29 The onus is on the applicant to establish one of the three relevant types of misunderstanding. See Windie [19].
Findings
30 As to the applicant's understanding of the charge, the evidence is that he had the prosecution brief prior to pleading and appreciated that the charge was one of wilful and unlawful damage by fire. Whilst unrepresented on 12 August, he had previously had the benefit of legal counsel. There is no evidence to suggest that the procedure referred to in pt 3, div 4 of the Criminal Procedure Act was not complied with. Furthermore, the applicant's exchanges with Martino J on 2 October display an understanding of the nature and elements of the charge.
31 The applicant also clearly understood the seriousness of the charge, albeit that he hoped to receive a sentence of about 18 months' imprisonment. However, he expected to receive a sentence of imprisonment, and was seeking the certainty of a release date.
32 As to the applicant's understanding of his plea, there was nothing equivocal about his plea on 12 August. It was a deliberate decision, consciously made. It was not done inadvertently or lightly, as his calls the same day to Ms Palmer and her mother show. Nor was it something he regretted or sought to withdraw on 2 October. Indeed, on that day he remained insistent that he wanted to maintain his plea of guilty. He tendered a signed letter in which he confirmed his guilt.
33 As to the applicant's understanding of the proceedings, he had by 12 August appeared several times in the Magistrates Court on this charge. He sought the opportunity to plead guilty. It was not forced upon him. He clearly understood what was occurring and what would happen as a result. Magistrate Gething explained that to him in simple, easily understood, terms. Furthermore, the applicant is no stranger to the criminal justice system. He has an extensive record which must have involved many appearances in the courts. He is not a person who is ignorant of the meaning and significance of a plea of guilty.

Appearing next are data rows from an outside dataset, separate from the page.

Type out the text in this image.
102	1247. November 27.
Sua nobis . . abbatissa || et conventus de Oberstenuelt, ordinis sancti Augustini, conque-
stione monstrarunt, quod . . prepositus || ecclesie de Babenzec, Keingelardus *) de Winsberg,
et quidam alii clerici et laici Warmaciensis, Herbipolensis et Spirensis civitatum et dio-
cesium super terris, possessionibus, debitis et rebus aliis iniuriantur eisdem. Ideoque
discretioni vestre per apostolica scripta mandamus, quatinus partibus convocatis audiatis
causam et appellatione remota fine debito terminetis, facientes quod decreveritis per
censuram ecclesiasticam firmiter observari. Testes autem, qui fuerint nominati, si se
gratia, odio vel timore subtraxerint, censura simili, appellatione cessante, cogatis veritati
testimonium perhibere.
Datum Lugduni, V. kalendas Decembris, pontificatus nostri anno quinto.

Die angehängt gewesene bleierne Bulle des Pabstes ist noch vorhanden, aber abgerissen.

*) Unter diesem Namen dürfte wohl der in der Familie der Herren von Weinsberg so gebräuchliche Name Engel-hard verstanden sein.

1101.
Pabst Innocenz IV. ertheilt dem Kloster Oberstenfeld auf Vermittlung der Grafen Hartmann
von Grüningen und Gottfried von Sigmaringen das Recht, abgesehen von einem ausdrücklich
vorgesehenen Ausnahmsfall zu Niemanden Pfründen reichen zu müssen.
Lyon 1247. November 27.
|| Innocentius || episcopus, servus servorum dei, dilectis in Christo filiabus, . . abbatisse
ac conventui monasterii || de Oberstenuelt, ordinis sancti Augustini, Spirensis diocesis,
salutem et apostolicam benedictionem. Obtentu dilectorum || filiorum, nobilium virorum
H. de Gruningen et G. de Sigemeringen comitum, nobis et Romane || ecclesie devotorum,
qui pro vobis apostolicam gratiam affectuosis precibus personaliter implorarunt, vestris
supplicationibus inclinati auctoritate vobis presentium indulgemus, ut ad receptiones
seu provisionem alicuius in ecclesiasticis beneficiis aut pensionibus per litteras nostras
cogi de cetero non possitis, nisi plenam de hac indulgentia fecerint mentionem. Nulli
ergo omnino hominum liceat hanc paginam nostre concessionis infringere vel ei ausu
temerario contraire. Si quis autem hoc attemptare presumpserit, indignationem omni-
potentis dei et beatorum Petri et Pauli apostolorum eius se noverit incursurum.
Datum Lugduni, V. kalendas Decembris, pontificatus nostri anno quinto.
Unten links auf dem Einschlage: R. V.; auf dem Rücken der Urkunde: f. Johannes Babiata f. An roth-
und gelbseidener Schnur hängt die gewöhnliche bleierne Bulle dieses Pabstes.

34 The applicant's argument, at best, is that he did not fully appreciate the seriousness of the offence and the likely penalty he might receive. That might be doubted given that he seemed to expect a prison sentence and told Martino J that he had heard that the maximum penalty was life imprisonment. In any event, a misapprehension about the maximum or likely penalty is not a material misunderstanding as to the charge, the plea, or the purpose of the proceedings: See Windie [29].
Conclusion
35 I am not satisfied that, having considered the material relevant to s 99(5)(a), the applicant could not have or may not have committed the offence charged.
36 Further, I am not satisfied that the plea in the Magistrates Court on 12 August was made under a material misunderstanding as to the charge, the plea, or the purpose of the proceedings.
37 To refuse this application will not result in a miscarriage of justice. The application must, therefore, be dismissed.